Buying the freehold to your property
Residential Property expert, Sarah Sargent, guides you through the process of buying the freehold to your house. If you need further information or advice, please feel free to contact Sarah on 0114 228 3281 or email@example.com
What is Leasehold Enfranchisement?
Under the Leasehold Reform Act 1967 (LRA 1967), the tenant of a house may be able to buy their freehold and any intermediate leasehold interest. This is known as Leasehold Enfranchisement.
Why should I buy my Freehold?
The lease of your house will have been granted for a certain number of years. The value of your lease will reduce as the number of years left on it decreases.
Once the term of your lease reduces past a certain number of years (in many cases, 75 years or less) it will be harder to find a mortgage company who is willing to lend against the property. This will make re-financing or selling your property increasingly difficult.
Many new Leasehold Houses have been drafted with onerous leasehold terms which many lenders have now refused to accept. In situations such as this it may be imperative for you to buy the Freehold in order to be able to sell or re-mortgage your property.
How to I qualify to buy my Freehold?
There are three criteria that you must meet in order to qualify for enfranchisement:
- You must own a long lease of the property. This will be a lease that was originally granted for a term of 21 years or more, or a lease which was granted with a right to renew.
- You must own a qualifying house. This is a property which is reasonably considered to be a house, and which does not lie over or under another property owned by somebody else. It does not matter if the property has been divided into flats, as long as you have the lease of the whole building.
- You must be a qualifying tenant. This means that you must be the leaseholder at the time of the application and that you must have owned your leasehold house for a minimum of two years. If a tenant initiates the notice procedure before selling their property, the benefit of this notice can be assigned with the sale of the property. This would allow an incoming tenant to continue with the enfranchisement procedure without having to wait two years to qualify.
What is the procedure?
Some freeholders will agree to sell their interest to a tenant without the need for a formal claim, but you should always seek professional advice before proceeding.
If a formal claim is required, the procedure is as follows:
- The qualifying tenant needs to serve notice in the prescribed form on their landlord, any intermediate landlord and anyone else that the tenant believes has a superior interest in the property.

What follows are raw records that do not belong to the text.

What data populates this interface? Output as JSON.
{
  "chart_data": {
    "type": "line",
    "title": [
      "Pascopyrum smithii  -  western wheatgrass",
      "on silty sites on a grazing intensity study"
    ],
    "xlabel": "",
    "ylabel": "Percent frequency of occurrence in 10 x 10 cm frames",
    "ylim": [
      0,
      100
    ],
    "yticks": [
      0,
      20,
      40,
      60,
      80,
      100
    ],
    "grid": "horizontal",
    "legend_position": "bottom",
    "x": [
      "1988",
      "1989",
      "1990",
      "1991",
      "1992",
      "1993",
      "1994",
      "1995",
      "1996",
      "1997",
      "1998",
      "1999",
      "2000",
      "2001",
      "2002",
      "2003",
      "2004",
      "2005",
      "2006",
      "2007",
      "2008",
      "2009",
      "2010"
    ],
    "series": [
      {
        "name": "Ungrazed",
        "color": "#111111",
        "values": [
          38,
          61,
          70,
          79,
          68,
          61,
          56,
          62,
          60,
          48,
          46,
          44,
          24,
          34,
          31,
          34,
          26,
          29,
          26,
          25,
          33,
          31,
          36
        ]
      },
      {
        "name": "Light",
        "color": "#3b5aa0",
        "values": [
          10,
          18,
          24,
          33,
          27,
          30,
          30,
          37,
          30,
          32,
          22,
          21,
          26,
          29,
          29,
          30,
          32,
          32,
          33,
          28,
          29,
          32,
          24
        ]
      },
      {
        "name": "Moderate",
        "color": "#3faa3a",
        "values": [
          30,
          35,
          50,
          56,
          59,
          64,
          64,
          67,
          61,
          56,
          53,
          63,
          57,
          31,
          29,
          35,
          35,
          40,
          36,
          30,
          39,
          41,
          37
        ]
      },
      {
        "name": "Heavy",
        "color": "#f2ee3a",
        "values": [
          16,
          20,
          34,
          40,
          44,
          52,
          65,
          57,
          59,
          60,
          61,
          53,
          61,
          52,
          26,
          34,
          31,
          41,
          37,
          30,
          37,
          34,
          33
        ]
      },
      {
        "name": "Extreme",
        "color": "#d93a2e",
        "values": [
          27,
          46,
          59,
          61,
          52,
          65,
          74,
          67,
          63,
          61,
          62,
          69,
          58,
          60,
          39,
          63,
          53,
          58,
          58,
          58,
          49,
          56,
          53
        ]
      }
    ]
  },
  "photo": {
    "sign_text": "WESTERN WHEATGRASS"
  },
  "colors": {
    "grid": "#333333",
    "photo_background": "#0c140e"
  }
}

- Service of this notice creates a statutory contract between the landlord and the tenant, so the landlord is bound to sell and the tenant is bound to buy. The usual remedies for breach of contract are available to both parties.
- The landlord can demand payment of a deposit which is three times the annual rent or £25.00, whichever is greater. The landlord can also serve notice on the tenant requiring them to deduce title as evidence of their right to enfranchisement. The tenant has 21 days to comply with these requirements.
- The landlord must serve a notice in reply in the prescribed form within two months of service of the tenant's notice. If the landlord does not admit the tenant's claim, his reply must state the grounds on which it is rejected. The tenant must then decide whether to dispute this through the courts.
- If the tenant's claim is admitted then the subsequent procedure is governed by the The Leasehold Reform (Enfranchisement and Extension) Regulations 1967.
- If the purchase price of the freehold or terms of the conveyance cannot be agreed by the parties, either party can apply to the First-tier Tribunal Property Chamber for the matter to be determined.
- Once the price of the freehold is agreed, either the landlord or the tenant may give the other party notice in writing and the completion will take place on the first working day 4 weeks from service of the notice.
How much will it cost me?
It is advised that you obtain a professional valuation of the freehold prior serving your notice of claim on the landlord, as the valuation mechanism set out in the relevant legislation can be complicated.
Valuation is not an exact science, and the cost of purchasing the freehold will vary depending on a number of factors including:
- The freehold value of the property;
- The number of years remaining on the lease;
- The level of ground rents being paid now and due to be paid in the future.
- You will also be expected to pay the following:
- Your solicitor's legal fees;
- Your surveyor's costs for valuing the freehold premium;
- Your freeholder's reasonable costs, which will include their professional fees incurred in valuing the freehold premium, processing the tenant's notice and serving the notice in reply.
Can I change my mind once notice has been served?
A tenant has one month from the date on which the purchase price of the freehold is determined to change their mind about proceeding with leasehold enfranchisement. If the tenant decides to withdraw from the procedure at this stage, they will still be responsible for paying the landlord's reasonable costs.
Please note this information is provided by way of example and may not be complete and is certainly not intended to constitute legal advice. You should take bespoke advice for your circumstances.